Sombre avait marqué les esprits avec l’avènement de son télescopage cinétique fait de folie dévorante et d’une mise en image déstructurée, tremblante et aliénée par son animalité. Une œuvre dissoute qui suintait le malaise et qui faisait du corps l’énergie primitive d’un style cinématographique aussi prodigieux qu’insidieux. Oui, Philippe Grandrieux mettait en scène un cinéma hors des sentiers battus, composé d’un schéma narratif plus que flou même si le fil rouge amoureux entreposé autour de ses protagonistes, se suivait sans efforts. Mais avec La Vie Nouvelle, le réalisateur décide d’amplifier sa profession de foi, de désynchroniser encore plus sa manière d’appréhender l’écriture scénaristique. Le choc en est encore plus fort, plus pessimiste.

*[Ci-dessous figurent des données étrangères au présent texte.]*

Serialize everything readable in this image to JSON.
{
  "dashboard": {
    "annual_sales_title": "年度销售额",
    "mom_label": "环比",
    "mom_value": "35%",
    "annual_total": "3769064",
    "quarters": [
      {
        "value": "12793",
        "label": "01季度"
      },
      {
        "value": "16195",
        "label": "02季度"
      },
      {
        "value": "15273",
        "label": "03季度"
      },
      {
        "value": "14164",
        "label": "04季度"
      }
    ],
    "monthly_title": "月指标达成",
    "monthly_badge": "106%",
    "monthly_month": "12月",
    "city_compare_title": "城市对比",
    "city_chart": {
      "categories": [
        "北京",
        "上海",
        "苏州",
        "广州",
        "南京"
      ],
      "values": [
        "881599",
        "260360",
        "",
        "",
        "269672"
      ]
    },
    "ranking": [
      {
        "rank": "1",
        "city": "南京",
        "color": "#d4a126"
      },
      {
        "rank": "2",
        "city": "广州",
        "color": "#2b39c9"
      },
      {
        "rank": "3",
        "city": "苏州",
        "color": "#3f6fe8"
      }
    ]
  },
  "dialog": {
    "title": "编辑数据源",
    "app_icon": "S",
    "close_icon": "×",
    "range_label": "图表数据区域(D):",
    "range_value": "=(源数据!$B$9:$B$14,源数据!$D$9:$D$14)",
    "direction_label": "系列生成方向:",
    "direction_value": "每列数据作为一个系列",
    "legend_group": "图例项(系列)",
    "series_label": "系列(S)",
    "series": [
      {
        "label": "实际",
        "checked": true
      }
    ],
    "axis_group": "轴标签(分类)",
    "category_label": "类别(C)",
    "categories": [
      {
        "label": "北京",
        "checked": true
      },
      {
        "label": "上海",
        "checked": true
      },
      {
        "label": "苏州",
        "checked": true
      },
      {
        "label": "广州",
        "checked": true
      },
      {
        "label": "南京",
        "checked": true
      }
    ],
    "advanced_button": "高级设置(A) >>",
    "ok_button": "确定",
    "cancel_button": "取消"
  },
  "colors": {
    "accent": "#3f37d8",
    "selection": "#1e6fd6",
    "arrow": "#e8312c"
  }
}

L’expérimentation est le maître mot d’une œuvre proche du précipice. Le vide qui suit le bord de la falaise n’est jamais loin. Pour se faire, Grandrieux minimalise son récit et fait de son film une cabale perpétuelle dans la recherche esthétique. On se retrouve dans un monde post-industriel, sans vie et sans humanité, que l’on pense éclaté et fusillé dans ses entrailles par les ravages récents de la guerre. Comme si le monde de Mad Max avait perdu tout espoir de rédemption. Grandrieux nous fait visiter les artères, les coulisses sombres et lugubres d’un monde moribond. C’est alors que les corps disloqués se superposent, s’acheminent dans un chemin qui ne mènent à rien. Mélania est une prostituée et Seymour, un occidental, va tomber sous le charme de cette dernière.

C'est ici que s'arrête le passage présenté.